Short-term health plans offer medical coverage for a specific period of time, usually in exchange for a premium (what you pay per month for having coverage) that is much lower than traditional plans.
These plans are available in most states and offer a solution for healthy individuals and families who don’t want to spend much money on premiums (what you pay per month for having coverage).
However, in 2019, for varying reasons, they are not available in nine states: California, Colorado, New York, New Jersey, Hawaii, Rhode Island, Massachusetts, Vermont, and Washington.
This is because in some states, like California, for example, they are prohibited by law, and in others, the regulations they are subject to are so strict that insurance companies have decided not to offer them.
In all other states, these plans are available, but vary widely in availability and duration.
These plans are not related to those available on the insurance marketplaces established by the Patient Protection and Affordable Care Act (ACA, also known as Obamacare).
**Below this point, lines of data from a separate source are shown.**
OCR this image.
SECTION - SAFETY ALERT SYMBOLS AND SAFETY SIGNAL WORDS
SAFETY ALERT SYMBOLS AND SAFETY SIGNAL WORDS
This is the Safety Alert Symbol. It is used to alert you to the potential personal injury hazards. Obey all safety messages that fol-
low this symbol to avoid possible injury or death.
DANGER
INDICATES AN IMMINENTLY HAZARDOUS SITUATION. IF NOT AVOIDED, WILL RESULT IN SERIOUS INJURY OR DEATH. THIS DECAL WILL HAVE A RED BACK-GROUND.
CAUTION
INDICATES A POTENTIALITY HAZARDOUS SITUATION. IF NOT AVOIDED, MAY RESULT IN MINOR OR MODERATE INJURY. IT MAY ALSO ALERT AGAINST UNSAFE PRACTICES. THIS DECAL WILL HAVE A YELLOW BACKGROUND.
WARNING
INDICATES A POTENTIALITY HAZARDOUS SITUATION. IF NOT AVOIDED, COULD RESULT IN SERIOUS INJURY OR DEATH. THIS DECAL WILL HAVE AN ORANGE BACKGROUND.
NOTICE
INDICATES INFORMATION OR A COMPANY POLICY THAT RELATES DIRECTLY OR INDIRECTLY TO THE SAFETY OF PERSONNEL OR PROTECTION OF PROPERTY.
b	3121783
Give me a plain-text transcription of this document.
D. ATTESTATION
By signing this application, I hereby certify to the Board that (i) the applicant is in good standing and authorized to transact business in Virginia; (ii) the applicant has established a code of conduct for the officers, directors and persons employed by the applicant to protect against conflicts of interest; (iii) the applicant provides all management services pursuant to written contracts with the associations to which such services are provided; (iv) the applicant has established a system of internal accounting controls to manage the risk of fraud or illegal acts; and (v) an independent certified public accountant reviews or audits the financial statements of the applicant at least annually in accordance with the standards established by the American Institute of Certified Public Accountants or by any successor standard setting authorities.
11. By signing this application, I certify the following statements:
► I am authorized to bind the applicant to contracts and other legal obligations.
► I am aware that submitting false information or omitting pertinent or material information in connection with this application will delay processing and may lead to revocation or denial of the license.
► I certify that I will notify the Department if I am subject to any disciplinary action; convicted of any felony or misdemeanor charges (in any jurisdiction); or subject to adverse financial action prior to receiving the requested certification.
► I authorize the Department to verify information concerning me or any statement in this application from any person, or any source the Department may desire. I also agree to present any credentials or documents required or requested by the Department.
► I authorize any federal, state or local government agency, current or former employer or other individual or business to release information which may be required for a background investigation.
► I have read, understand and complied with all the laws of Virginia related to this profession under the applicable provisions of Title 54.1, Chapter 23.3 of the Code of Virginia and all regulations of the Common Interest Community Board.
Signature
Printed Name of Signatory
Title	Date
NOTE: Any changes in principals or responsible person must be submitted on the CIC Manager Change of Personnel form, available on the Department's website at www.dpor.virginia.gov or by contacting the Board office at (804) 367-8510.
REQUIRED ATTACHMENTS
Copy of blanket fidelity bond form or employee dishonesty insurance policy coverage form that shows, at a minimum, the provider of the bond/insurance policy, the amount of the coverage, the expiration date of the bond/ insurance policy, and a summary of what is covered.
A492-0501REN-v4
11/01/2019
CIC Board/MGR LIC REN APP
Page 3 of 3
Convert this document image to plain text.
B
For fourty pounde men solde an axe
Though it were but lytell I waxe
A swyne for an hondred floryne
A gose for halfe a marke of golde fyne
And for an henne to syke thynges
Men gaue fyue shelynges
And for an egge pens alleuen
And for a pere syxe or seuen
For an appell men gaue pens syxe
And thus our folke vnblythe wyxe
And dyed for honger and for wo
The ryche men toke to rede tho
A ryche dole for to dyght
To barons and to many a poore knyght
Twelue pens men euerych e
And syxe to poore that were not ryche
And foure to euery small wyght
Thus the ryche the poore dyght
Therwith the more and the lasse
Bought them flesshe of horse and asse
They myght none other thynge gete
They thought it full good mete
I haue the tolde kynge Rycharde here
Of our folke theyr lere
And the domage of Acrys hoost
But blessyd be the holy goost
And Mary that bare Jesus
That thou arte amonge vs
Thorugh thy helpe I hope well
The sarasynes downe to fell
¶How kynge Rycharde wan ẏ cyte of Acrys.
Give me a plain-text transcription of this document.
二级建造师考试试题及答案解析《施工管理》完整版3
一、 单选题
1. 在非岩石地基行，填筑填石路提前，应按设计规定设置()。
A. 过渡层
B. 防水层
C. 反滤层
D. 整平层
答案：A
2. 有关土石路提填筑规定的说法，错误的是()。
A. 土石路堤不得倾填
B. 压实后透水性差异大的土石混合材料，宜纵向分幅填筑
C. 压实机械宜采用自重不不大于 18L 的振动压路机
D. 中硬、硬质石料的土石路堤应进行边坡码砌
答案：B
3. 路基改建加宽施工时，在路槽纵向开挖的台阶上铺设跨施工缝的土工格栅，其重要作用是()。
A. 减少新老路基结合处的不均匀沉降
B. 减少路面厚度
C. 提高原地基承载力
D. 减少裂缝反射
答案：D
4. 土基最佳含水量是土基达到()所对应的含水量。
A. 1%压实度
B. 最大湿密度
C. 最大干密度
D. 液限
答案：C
Short-term health insurance generally offers more simplified benefits packages, which include services a healthy person would need in the event of an illness or accident, including coverage for doctor’s visits, hospitalizations, x-rays, and other treatments.
You can purchase short-term health plans at any time, meaning that it’s not necessary to wait for an open enrollment period to sign up.
A healthy family can purchase a short-term health plan that will become effective the day after it is purchased.
All individuals living in the United States can purchase one, regardless of their immigration status. This is the biggest difference between these plans and Obamacare.
State by State
The availability of short-term health care plans has always varied from state to state. However, the general rule prior to the Trump administration was that “short-term” meant less than a year. Some lasted for three or six months, or 364 days.
The Trump administration enacted new regulations to loosen restrictions on short-term plans. Since October of 2018, federal regulations allow the initial period for short-term plans to last for up to 364 days, and can be renewed for up to 36 months.
States can adhere to these regulations or apply their own.
In summary, the new norms state that:
- Short-term health plans can be issued for an initial term of 364 days.
- They can be renewed, but not for a total of more than 36 months.
- Consumers must be aware that these plans are not subject to the same rules as those offered on the insurance marketplaces established under the Affordable Care Act (ACA, also known as Obamacare) and that upon their expiration, you are not eligible for the special enrollment period for ACA plans.